Escaping the Echo Chamber
So, if the algorithm is structurally inclined to keep us in a holding pattern, what would a meaningful alternative look like? For many, the answer lies in stepping away from curated, predictive feeds and into digital spaces that prioritize immediacy, unpredictability and genuine human spontaneity. This doesn’t mean abandoning technology altogether and retreating to a pre-internet era where the only places to meet people were laundromats and bookstores. Rather, it means making a deliberate choice to use tools with a fundamentally different purpose. Rather than using a platform that employs complex AI to filter, rank and withhold potential partners based on past behaviour, why not opt for a service that simply and directly connects us with another human being in the moment?
This is where platforms like CrushRoulette become a fascinating and potent counterpoint to algorithmic giants. Unlike the drawn-out, AI-mediated process of matching and asynchronous messaging on traditional apps, coomeet.chat/crushroulette offers a return to the absolute basics of human interaction: live, one-on-one video chat. The goal isn’t to spend hours creating the perfect profile to be judged by an algorithm. Nor is it to be fed an endless queue of carefully selected, algorithm-approved faces. The goal is to have an immediate, real-time conversation with a stranger; to experience the instant spark of chemistry; to navigate awkward silences; and to share unexpected, genuine laughs — moments that no AI could ever predict or manufacture. The gamification, metrics and digital artifice are stripped away, putting the focus back where it unequivocally belongs: on the raw, unfiltered and profoundly human dynamic between two people sharing a moment.
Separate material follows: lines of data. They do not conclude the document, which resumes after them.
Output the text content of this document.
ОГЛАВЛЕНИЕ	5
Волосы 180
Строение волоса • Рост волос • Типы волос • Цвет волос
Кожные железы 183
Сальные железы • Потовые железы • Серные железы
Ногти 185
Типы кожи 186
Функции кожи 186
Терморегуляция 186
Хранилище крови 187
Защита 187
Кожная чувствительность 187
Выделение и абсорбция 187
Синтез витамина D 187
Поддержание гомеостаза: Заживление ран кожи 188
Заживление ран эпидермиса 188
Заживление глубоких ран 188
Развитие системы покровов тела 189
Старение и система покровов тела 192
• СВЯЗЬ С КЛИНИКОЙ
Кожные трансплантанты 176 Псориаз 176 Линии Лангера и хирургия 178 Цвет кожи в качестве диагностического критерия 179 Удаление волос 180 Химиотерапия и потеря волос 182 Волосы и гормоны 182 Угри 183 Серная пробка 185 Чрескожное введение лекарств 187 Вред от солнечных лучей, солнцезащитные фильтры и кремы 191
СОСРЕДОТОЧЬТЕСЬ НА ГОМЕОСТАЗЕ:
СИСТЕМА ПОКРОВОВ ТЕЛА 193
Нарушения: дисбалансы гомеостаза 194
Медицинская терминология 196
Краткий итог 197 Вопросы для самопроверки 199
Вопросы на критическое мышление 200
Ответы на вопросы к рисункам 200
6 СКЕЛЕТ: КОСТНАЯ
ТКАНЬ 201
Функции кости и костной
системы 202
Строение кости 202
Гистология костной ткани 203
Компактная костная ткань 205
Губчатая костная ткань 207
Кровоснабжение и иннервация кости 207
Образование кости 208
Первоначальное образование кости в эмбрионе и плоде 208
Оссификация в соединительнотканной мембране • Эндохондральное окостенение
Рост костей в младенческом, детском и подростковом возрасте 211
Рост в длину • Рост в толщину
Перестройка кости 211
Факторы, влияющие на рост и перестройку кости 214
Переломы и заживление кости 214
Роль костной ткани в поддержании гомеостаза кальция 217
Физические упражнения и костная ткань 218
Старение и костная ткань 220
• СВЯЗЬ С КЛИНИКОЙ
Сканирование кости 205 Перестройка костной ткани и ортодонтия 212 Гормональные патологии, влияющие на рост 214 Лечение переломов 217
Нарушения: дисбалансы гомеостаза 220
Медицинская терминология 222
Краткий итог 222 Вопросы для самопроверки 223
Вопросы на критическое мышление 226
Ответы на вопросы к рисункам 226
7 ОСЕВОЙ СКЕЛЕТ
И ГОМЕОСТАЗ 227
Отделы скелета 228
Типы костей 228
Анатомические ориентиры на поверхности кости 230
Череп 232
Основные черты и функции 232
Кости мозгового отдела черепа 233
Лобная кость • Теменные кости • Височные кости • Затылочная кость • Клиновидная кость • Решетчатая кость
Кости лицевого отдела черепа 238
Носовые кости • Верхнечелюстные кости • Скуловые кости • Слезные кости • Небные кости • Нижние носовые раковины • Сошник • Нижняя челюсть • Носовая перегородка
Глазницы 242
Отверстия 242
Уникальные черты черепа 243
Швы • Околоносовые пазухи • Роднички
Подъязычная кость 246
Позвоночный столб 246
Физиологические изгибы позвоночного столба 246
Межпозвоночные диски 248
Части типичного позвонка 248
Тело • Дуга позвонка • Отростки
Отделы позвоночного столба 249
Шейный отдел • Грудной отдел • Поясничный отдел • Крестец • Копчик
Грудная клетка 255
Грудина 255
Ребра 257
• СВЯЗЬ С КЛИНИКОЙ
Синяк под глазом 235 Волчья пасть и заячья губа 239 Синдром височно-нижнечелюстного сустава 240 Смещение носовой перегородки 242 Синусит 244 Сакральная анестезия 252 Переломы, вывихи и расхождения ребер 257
This kind of spontaneous interaction can serve as a powerful antidote to the fatigue and cynicism bred by algorithmic dating. It forces you to be present, to think on your feet and to rely on your innate social intuition. It asks you to connect with a whole person, not a curated profile. Although traditional dating apps can make us feel productive in our search for love — dutifully swiping through our daily queue — they often replace the risk and vulnerability necessary for real-world social interaction with a safer, yet far less rewarding digital alternative. A live video chat, by contrast, offers a glimpse of reality. It provides a direct and immediate reminder that connection is messy, unpredictable and gloriously human — a feeling entirely lost when endlessly scrolling through a curated digital gallery of potential partners. Perhaps the true path to a real, lasting relationship isn’t paved with a better, more sophisticated algorithm. Maybe it lies in remembering how to connect with another person, one unfiltered, real-time conversation at a time.